Bizim öğrencilik yıllarımız hiç hoş geçmedi. Hani ölümün nereden geleceğini tahmin etmek bile zordu desem yeridir. Bırakın kendi okulumuza gitmeyi, herhangi bir yüksek okulun önünden geçerken bile yüreğimiz çarpardı. Nazım Hikmet o dönemlerin sembol isimlerindendi. Eğer soldaysanız Nazım Hikmet'i sevmemek, şiirlerinden birkaç tanesini su gibi ezbere bilmemek olmazdı. Eleştiriye uğrardınız.
Sağdaysanız Nazım adını duyduğunuzda tüylerinizin diken diken olması gerekiyordu. Öylesine bir düşmanlık yani.
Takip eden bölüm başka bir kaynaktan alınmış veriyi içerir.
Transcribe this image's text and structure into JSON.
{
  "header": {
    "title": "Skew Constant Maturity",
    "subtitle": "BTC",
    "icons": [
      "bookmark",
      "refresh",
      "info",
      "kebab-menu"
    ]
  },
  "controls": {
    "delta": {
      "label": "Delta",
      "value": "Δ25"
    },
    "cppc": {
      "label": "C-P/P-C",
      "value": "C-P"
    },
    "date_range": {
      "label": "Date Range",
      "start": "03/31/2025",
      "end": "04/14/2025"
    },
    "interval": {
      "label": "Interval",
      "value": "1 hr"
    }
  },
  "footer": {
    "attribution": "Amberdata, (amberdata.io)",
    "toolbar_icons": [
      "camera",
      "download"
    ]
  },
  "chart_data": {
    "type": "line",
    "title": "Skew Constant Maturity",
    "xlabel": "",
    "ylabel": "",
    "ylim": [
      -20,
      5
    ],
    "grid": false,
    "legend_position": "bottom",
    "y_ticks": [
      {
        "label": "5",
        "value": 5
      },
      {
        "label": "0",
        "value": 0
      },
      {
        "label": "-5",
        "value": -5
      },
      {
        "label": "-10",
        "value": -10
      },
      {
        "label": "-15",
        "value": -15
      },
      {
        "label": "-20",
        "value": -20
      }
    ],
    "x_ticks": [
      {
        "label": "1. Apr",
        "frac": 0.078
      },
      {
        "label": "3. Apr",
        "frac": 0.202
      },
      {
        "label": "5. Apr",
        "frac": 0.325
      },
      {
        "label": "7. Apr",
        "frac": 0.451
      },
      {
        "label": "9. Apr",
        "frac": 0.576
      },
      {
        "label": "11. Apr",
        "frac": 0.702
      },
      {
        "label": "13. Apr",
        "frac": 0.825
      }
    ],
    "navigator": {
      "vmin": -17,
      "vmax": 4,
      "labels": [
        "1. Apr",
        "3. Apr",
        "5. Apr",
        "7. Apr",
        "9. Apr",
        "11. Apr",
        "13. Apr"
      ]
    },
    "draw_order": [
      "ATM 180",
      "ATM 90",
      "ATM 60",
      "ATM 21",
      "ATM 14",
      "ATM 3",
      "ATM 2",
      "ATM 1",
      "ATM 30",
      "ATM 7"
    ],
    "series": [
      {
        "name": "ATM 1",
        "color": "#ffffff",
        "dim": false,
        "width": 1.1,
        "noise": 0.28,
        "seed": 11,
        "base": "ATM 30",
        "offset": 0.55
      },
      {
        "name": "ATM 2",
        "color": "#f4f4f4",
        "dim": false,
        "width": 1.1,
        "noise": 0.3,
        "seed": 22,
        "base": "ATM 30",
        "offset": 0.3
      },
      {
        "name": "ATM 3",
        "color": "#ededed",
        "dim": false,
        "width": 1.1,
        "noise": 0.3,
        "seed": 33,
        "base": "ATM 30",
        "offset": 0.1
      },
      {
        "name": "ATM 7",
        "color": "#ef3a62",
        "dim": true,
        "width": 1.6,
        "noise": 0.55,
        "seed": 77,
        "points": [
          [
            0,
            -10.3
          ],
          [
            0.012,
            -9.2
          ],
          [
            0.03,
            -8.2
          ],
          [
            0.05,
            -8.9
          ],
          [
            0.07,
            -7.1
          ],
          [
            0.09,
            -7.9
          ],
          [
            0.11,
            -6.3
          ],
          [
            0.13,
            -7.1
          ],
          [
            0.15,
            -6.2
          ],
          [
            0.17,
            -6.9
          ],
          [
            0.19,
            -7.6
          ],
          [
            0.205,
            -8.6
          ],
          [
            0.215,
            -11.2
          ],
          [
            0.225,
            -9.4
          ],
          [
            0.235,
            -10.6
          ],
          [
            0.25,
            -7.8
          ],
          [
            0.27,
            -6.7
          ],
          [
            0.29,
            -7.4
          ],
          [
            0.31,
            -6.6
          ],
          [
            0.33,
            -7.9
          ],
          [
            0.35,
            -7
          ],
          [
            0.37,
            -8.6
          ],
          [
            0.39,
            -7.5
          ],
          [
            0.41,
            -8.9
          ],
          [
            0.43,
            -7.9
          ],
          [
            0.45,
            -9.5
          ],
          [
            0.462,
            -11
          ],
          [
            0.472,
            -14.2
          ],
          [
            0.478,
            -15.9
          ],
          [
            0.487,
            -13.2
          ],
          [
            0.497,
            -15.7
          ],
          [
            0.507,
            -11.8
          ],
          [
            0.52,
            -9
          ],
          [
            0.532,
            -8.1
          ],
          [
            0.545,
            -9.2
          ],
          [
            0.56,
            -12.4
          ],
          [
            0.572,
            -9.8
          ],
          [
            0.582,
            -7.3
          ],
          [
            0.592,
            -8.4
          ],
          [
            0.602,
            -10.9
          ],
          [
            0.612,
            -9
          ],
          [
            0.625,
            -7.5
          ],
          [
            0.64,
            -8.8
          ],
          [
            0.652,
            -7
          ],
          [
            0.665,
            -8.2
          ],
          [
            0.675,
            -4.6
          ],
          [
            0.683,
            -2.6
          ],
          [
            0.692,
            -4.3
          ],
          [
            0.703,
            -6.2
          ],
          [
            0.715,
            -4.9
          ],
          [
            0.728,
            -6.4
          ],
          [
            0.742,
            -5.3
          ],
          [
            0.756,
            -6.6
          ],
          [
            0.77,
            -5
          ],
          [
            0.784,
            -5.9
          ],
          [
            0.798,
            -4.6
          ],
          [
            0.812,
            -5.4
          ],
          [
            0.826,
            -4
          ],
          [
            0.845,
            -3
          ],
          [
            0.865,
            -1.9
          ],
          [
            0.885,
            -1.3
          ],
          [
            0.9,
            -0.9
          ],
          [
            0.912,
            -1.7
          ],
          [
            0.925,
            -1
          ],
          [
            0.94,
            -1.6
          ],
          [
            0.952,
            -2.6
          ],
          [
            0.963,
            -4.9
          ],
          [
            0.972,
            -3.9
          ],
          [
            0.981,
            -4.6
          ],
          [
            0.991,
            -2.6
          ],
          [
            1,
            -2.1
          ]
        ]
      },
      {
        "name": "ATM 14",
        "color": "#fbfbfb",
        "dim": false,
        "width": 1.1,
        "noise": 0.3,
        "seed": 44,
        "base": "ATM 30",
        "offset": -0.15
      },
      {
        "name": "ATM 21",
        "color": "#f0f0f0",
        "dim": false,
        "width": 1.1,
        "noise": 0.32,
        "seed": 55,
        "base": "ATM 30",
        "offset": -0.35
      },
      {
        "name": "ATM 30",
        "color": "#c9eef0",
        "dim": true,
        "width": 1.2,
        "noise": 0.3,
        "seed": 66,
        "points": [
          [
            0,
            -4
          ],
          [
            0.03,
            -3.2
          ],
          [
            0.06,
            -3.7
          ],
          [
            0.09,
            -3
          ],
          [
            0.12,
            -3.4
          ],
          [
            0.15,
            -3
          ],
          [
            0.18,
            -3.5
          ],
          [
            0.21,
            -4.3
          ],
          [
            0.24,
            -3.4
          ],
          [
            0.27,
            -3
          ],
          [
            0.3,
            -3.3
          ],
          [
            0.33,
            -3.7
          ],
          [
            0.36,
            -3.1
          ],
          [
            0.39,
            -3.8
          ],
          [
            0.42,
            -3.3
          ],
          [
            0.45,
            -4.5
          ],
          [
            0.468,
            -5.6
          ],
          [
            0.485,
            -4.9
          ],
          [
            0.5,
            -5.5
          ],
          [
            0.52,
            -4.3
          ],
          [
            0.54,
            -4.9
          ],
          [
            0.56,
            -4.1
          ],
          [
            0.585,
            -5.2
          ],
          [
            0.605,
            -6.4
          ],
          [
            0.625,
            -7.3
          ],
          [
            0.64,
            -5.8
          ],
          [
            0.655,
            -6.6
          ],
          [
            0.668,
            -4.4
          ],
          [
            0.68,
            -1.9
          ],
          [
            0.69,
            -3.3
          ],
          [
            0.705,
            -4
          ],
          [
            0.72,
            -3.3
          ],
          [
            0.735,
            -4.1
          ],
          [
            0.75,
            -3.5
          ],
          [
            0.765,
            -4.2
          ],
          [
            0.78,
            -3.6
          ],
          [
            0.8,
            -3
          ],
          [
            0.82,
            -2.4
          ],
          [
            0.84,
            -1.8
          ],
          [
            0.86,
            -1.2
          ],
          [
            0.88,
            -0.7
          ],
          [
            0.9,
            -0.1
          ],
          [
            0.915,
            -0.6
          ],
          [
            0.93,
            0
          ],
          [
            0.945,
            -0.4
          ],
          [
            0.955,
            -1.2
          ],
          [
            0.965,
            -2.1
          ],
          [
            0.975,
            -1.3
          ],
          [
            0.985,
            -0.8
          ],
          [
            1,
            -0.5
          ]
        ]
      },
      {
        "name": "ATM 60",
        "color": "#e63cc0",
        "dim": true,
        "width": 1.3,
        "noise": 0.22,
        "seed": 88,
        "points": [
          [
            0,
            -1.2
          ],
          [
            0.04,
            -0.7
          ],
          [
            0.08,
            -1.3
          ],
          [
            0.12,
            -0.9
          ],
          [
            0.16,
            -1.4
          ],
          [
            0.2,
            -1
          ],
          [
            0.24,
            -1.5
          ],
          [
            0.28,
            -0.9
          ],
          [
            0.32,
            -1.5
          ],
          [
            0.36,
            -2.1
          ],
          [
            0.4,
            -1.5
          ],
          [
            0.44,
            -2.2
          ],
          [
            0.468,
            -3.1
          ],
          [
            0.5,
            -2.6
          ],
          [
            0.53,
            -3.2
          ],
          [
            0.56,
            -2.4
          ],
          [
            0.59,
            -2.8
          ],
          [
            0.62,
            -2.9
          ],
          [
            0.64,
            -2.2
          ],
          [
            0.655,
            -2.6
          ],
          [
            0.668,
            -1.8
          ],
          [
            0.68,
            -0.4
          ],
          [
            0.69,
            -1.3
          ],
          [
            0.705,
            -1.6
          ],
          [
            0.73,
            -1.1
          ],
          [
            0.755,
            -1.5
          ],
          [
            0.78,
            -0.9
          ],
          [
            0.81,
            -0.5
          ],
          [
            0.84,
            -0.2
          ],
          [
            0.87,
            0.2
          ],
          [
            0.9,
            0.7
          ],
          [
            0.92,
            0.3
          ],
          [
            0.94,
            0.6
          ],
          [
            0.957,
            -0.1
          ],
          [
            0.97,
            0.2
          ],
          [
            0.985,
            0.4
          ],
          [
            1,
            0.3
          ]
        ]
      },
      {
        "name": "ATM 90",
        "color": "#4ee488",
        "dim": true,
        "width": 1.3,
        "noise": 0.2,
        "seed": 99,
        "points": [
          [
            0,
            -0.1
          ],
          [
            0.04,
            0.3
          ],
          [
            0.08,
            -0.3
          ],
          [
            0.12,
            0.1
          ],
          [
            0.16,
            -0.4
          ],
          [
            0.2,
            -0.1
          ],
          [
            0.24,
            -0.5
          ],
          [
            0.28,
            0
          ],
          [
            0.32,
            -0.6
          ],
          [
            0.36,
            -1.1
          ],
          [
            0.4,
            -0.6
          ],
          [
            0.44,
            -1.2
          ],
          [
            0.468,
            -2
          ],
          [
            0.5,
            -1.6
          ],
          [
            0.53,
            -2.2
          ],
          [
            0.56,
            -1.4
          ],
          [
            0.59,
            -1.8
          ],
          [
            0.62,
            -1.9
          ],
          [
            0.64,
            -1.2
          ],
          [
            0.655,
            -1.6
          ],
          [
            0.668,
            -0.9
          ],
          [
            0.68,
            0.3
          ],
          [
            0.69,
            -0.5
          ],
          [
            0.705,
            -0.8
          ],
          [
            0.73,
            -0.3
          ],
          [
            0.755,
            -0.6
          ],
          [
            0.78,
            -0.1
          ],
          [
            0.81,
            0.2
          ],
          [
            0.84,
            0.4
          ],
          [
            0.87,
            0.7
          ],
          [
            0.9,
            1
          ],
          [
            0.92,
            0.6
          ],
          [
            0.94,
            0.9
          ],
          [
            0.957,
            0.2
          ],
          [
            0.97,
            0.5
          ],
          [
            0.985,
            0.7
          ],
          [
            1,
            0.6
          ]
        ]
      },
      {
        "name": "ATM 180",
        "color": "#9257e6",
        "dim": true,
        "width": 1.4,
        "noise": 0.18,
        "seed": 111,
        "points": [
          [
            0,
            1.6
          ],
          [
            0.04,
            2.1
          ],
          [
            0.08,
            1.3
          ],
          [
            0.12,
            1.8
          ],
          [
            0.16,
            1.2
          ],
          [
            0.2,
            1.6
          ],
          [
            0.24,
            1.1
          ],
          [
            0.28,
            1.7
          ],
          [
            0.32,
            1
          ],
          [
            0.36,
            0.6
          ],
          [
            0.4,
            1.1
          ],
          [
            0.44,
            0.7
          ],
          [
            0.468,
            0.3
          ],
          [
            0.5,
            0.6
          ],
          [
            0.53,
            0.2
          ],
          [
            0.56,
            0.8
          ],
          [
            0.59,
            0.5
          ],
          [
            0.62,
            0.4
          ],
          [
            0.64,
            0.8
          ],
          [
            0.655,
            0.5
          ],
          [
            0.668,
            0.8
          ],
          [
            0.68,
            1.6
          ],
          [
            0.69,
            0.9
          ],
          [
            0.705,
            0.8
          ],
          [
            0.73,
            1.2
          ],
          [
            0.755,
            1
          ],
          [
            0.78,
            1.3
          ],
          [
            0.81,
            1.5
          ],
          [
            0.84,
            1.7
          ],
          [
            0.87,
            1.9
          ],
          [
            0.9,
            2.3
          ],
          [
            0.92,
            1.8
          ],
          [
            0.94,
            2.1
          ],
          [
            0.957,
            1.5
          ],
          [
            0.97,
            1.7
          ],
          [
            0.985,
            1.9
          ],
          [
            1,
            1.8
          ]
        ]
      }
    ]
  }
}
Ve insanlar ölüyordu. Gencecik bedenler sokak ortalarında cansız yatarken, yüzlerce binlerce umut da yok olup gidiyordu. Şimdi işe bakın, o gün Nazım Hikmet'ten şiir okudu diye adam döven, hatta öldürenler bugün onun mezarı başındalar ve belki onlar sayesinde mezarın Türkiye'ye de taşınması mümkün olacak. Ne günlerden ne günlere geldik edebiyatı yapmak istemiyorum, ama ölen onca insanı düşününce öfkelenmeden de edemiyorum.